Imagino la réplica: “Puede haber materias sobre las cuales quepan ajustes y, en todo caso, en otras puede ser indispensable un ejercicio de reglamentación”. Correcto. Sólo que esos cambios tendrían que ser avalados por el Gobierno y, en última instancia, por las FARC, lo cual pondría de presente la notable pérdida de autonomía del Congreso. Y si se tratase de que se ocupe de reglamentar el Acuerdo, se haría evidente la inversión de los roles del Parlamento y el Gobierno. En la “moribunda” Constitución vigente, es aquel quien expide las leyes, mientras que este, ejerciendo una función derivada o subalterna, las reglamenta.

Es comprensible que, por razones políticas, se pretenda “amarrar” al Congreso a pesar de que en la sentencia relativa a la convocatoria del Plebiscito, la Corte Constitucional dijo exactamente lo contrario: “(...) la decisión adoptada por el pueblo es vinculante exclusivamente para el gobernante. Esto en razón de que extender la obligatoriedad del plebiscito a los demás poderes públicos atentaría contra la división de poderes y el sistema de frenos y contrapesos, en tanto permitiría que el presidente, basado en la ascendencia del pronunciamiento popular, podría llegar a desconocer o inhibir las competencias de las demás ramas del poder público”.

No hay duda, entonces, de que aun si hubiere triunfado el plebiscito, el Congreso habría conservado la plenitud de sus potestades. Por tanto, resulta extraño que el Gobierno le solicite renunciar a competencias suyas incuestionables pasando por alto que el voto popular le fue adverso. Acceder a esa pretensión sería un “autosuicidio”; una absurda renuncia al mandato que los ciudadanos les hemos otorgado.

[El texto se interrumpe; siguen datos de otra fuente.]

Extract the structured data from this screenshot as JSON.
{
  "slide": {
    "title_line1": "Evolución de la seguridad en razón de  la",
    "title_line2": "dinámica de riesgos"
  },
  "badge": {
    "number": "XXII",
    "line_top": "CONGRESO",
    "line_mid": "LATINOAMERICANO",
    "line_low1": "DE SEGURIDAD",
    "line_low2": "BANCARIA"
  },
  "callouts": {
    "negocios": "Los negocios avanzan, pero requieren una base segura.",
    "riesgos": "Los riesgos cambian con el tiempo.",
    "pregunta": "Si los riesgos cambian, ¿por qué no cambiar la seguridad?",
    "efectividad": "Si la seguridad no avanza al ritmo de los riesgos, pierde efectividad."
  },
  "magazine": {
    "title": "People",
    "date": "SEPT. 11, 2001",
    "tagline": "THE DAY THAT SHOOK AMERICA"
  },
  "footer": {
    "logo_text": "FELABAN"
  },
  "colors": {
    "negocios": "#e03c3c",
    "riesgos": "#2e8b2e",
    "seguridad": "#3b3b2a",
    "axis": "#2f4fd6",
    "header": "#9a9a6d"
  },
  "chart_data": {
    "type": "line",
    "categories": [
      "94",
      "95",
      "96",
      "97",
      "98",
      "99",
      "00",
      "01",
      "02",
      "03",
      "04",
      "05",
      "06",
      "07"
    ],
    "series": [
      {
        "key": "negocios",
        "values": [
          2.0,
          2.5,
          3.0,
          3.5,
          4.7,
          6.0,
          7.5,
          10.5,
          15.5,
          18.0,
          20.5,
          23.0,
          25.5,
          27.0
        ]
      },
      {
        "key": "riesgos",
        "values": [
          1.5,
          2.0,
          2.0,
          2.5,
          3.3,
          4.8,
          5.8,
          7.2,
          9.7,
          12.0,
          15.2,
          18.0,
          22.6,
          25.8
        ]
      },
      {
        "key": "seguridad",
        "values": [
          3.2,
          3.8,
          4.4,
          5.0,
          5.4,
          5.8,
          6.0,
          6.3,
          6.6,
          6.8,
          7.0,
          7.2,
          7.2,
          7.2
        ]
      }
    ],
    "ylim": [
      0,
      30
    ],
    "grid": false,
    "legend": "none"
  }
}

Los elegimos para que deliberen y decidan, no para que se limiten a asentir con docilidad.

Esa abdicación sería grave incluso si aceptamos que el contrato realizado con las FARC es “el mejor del mundo”, un resultado maravilloso habida cuenta de que el anterior firmado en Cartagena también lo era. Lo es por el precedente que configura. En el fondo, el AF es un programa de acción política que comparten el Gobierno y las FARC. Si su constitucionalización es posible, también lo sería el de cualquier candidato populista, de derecha o de izquierda, que habiendo triunfado en los comicios cuente con las mayorías en el Congreso. La elección de Trump demuestra que las peores pesadillas son posibles. En las elecciones del año entrante seguramente tendremos aguerridos exponentes del chavismo y del fundamentalismo religioso. No quisiera ver el programa de ninguno de ellos en la Constitución.

Si acaso algún miembro del Congreso leyere estas observaciones, le pediría que aplique aquel paradigma según el cual “el tiempo se venga de las cosas que se hacen sin su concurso”; que se percate de que preservar las instituciones es un objetivo tan loable como protocolizar el fin del enfrentamiento armado con un grupo guerrillero y que agudizar la extrema polarización que padecemos le hace daño a Colombia.